Solutions for the Long-term Future
The addition of new, more powerful servers is a short term solution.  Even before the email delay issue, a more contemporary long term solution was being investigated for anti-virus, anti-SPAM and the regular processing of e-mail.  The creation of a new IT architecture that will provide greater redundancy, enhanced protection for the campus from viruses and SPAM, and efficient email processing is underway.  The new IT architecture will have the latest hardware and software solutions for anti-virus and anti-SPAM.  These new solutions have features not currently available in technologies that are as little as two years old.  In addition, we are adding a hardware appliance for sending large attachments through the network, but not as email attachments (see article about this appliance in this issue of CITS Bits).  Emails with large attachments dramatically impact email processing.  This new appliance will be especially welcomed by researchers and others who transmit large files since these file transfers won’t be restricted by a size limit, as is the case with email attachments.

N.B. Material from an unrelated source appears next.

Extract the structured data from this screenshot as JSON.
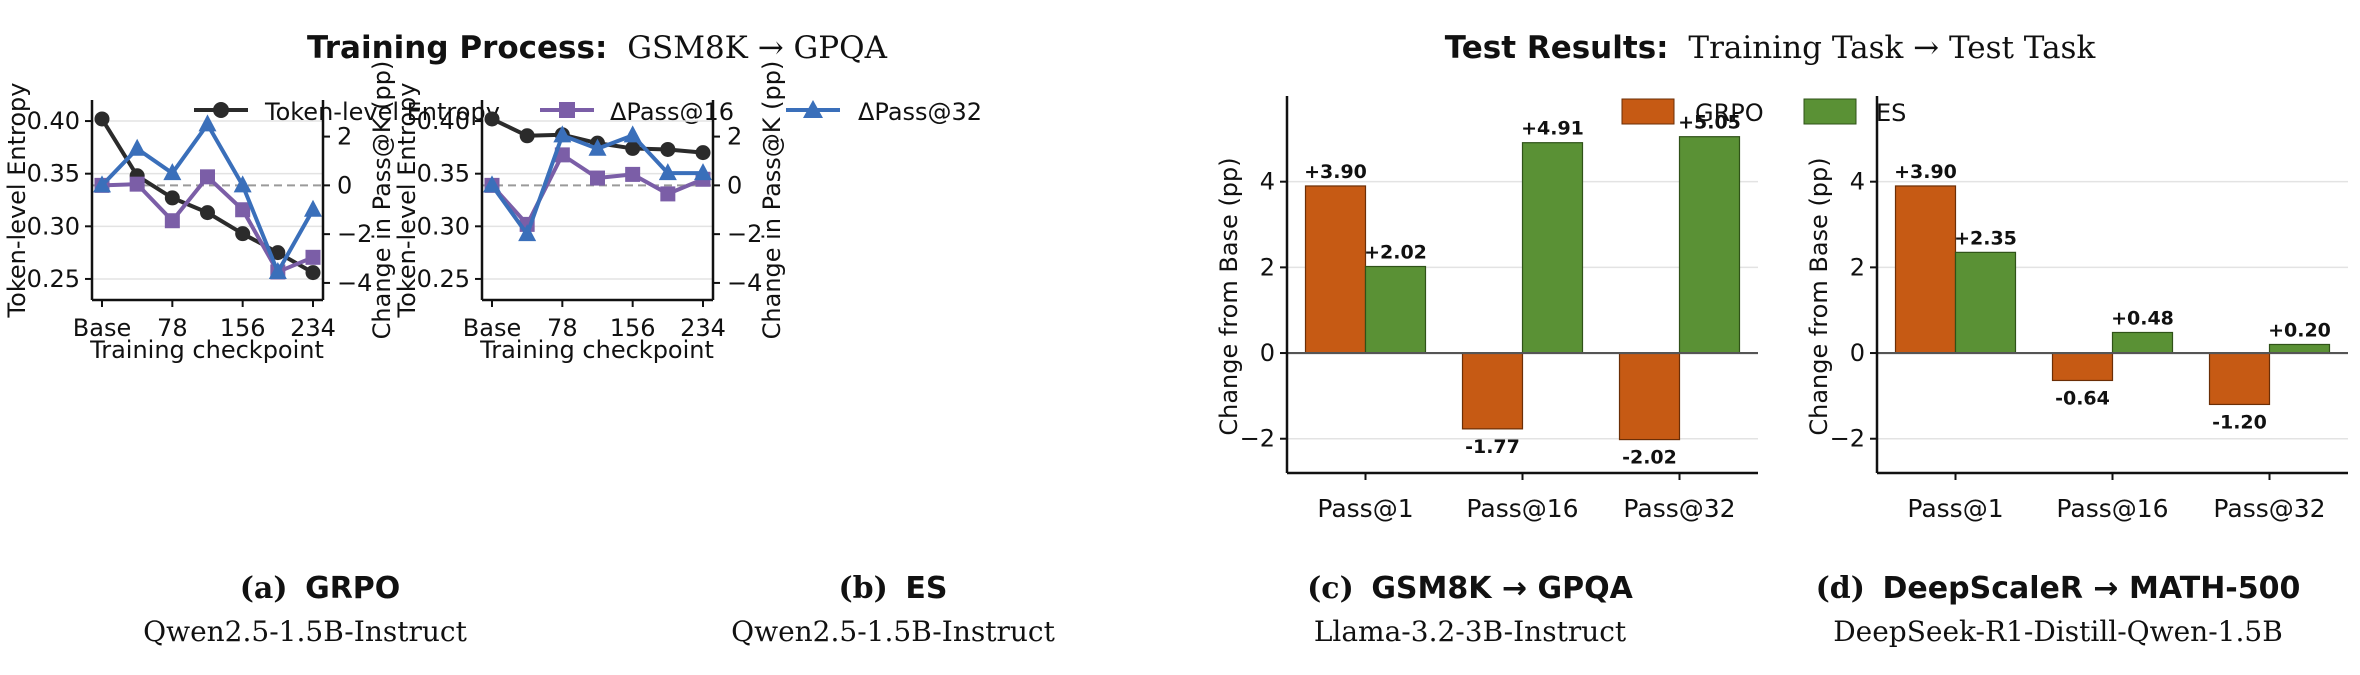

Furthermore, we are continuing with best practices for IT security and email processing and we are continuing to consult with our colleagues at other universities and in the private sector who are also dealing with the increased volume of SPAM.  The new IT architecture and newest hardware and software solutions will be placed in production during the next couple of months, and the overall solution will continue to be enhanced as needed.  The ongoing, long-term approach may include external hosting by a company that provides one or more of these services. 

Given the critical nature of email, and the need for an effective combination solution of IT security, anti-virus and anti-SPAM, a great deal of “behind the scenes” work will continue and be a priority.   The goal, each and every day, is to make these issues invisible so that the UMB user community can take IT services for granted.  We will keep you informed as we make progress in dealing with a growing annoyance in the world of online communications.